Ingrid ist gerade dabei, sich für ein festliches Abendessen vorzubereiten, mit dem ein wichtiger beruflicher Abschluss verbunden ist, als sie einen Anruf erhält, der ihre Welt aus den Fugen geraten lässt: ihr fünfzehnjähriger Sohn wurde festgenommen, weil er, gemeinsam mit anderen Jugendlichen, einen arabischen Teenager krankenhausreif getreten hat.

Wer nun eine dramatische Geschichte voller Selbstvorwürfe und ein düsteres Psychogramm einer Familie erwartet, wird wohl enttäuscht werden – Spannung dieser Art ist bei Grondahl nicht zu finden. Nach dem dramatischen Auftakt gerät die Erzählung rasch in ein viel ruhigeres Fahrwasser, wenn in kunstvoll ineinander verschachtelten Rückblenden die Vorgeschichte erzählt wird.

Diese Reflektion über die Straftat ihres Sohnes setzt an einem Punkt ein, der fast automatisch bei allen Eltern ausgelöst werden würde: Schuldgefühle. War sie, Ingrid, schuld daran, dass ihr Sohn so sehr abgeglitten war? Hätte sie sich nicht vom Vater ihres Kindes trennen sollen? Hätte sie beruflich zurückstecken sollen, sich mehr um ihn kümmern?

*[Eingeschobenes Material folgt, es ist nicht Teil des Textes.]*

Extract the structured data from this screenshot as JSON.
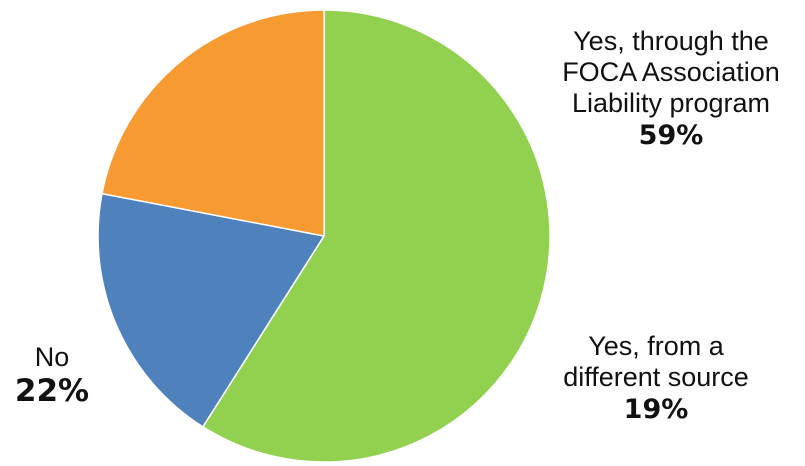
{
  "chart_data": {
    "type": "pie",
    "title": "",
    "slices": [
      {
        "label": "Yes, through the\nFOCA Association\nLiability program",
        "value": 59,
        "display": "59%",
        "color": "#92d050"
      },
      {
        "label": "Yes, from a\ndifferent source",
        "value": 19,
        "display": "19%",
        "color": "#4f81bd"
      },
      {
        "label": "No",
        "value": 22,
        "display": "22%",
        "color": "#f79a32"
      }
    ],
    "legend": "none",
    "start_angle_deg": 0,
    "direction": "clockwise"
  }
}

Erfreulicherweise lässt der Autor seine Protagonistin aber nicht in einem Strudel des Selbstmitleids untergehen. In einer Sprache, die sich durch Sachlichkeit und Präzision auszeichnet, wird der Leser eingeladen, sowohl an wichtigen Entscheidungspunkten im Lebensweg der Figuren teilzunehmen als auch, und das ist mindestens ebenso wesentlich, ihren Alltag zu teilen. Wenn man mit Ingrid einen Blick zurück wirft auf die Zeit, als sie mit Mann und Kind noch einen Haushalt geteilt hat, dann wird man auch mit ihren ganz persönlichen Anteilen am Scheitern der Beziehung konfrontiert. Ingrid wird als eine sehr reflektierte Persönlichkeit gezeichnet, die auch weiß, welchen Mechanismen sie selbst ausgeliefert ist, oder wie sie mit ihrem Verhalten Reaktionen provozieren kann.

Keine der Frauenfiguren in diesem Roman erfüllt die Klischees mütterlicher Tugenden; alle drei (Großmutter, Mutter, und auch Ingrid) können und wollen sich nicht für ihre Kinder aufopfern. Aber während gerade Ingrids Mutter zeit ihres Lebens ihre eigene Mutter mehr oder weniger direkt für ihr eigenens Scheitern verantwortlich macht, schafft Ingrid es, sich aus dieser Falle zu lösen. Zwar trennt auch sie sich für einen Mann, der gebunden ist, stellt ihr eigenes Liebesglück über eine intakte Familie für ihren Sohn. Aber sie schiebt die Verantwortung nicht ab – weder für ihr eigenes Leben, noch die Verantwortung für das Seelenwohl ihres Kindes.

Ingrids gescheiterter Ehe wird in einem kleinen Nebenstrang als Gegenpol die langjährige Verbindung ihres Halbbruders mit dessen Frau gegenübergestellt, samt den Kompromissen, die zur Aufrechterhaltung manchmal nötig sind. Dabei wird, und das gehört mit zu dem, was ich an diesem Roman so großartig finde, nicht gewertet. Es geht nicht darum, den “richtigen” Weg zu zeigen, sondern es wird aufgezeigt, dass beide Varianten unplanbare Schattenseiten haben und dazu führen können, sich in mancher Hinsicht selbst zu verleugnen.

Mir hat dieser Roman weniger durch seine Rahmenhandlung in seinen Bann gezogen – wobei ich auch die Fragestellung, wie man sich als Elternteil dazu verhält, sehr gelungen finde, und die Balance, die der Autor findet, in dem er keine einfachen Lösungen präsentiert, für gelungen halte – als vielmehr durch die sehr feinsinnigen Beobachtungen. Kleinigkeiten im zwischenmenschlichen Verhalten, die klug in ihre unterschiedlichen Facetten und Warhnehmungsmöglichkeiten aufgespalten werden, machen dieses Buch zu einem ganz besonderen Lesevergnügen für alle LeserInnen, die Gelesenes gerne selbst weiterdenken.

Dabei hatte der Autor es mir erst nicht einfach gemacht; durch die sehr unprätentiöse Erzählweise und die sehr verschachtelten Rückblenden hatte ich es zu Beginn mit “immer mal ein paar Seiten lesen” sehr schwer, in das Geschehen einzutauchen. Dies ist kein Schmöker, den man verschlingt, sondern ein Buch, das zum Nachdenken anregt und für mich daher zu einem ganz besonderen Buch wurde. Schon vor 10 Jahren hat mich sein Roman “Schweigen im Oktober” ähnlich begeistert. Leider fehlt diesem Autor hier in Deutschland noch die Aufmerksamkeit, die er meiner Meinung nach verdient, das Buch ist derzeit noch ein Geheimtipp. Ein Leselust-Buchtipp!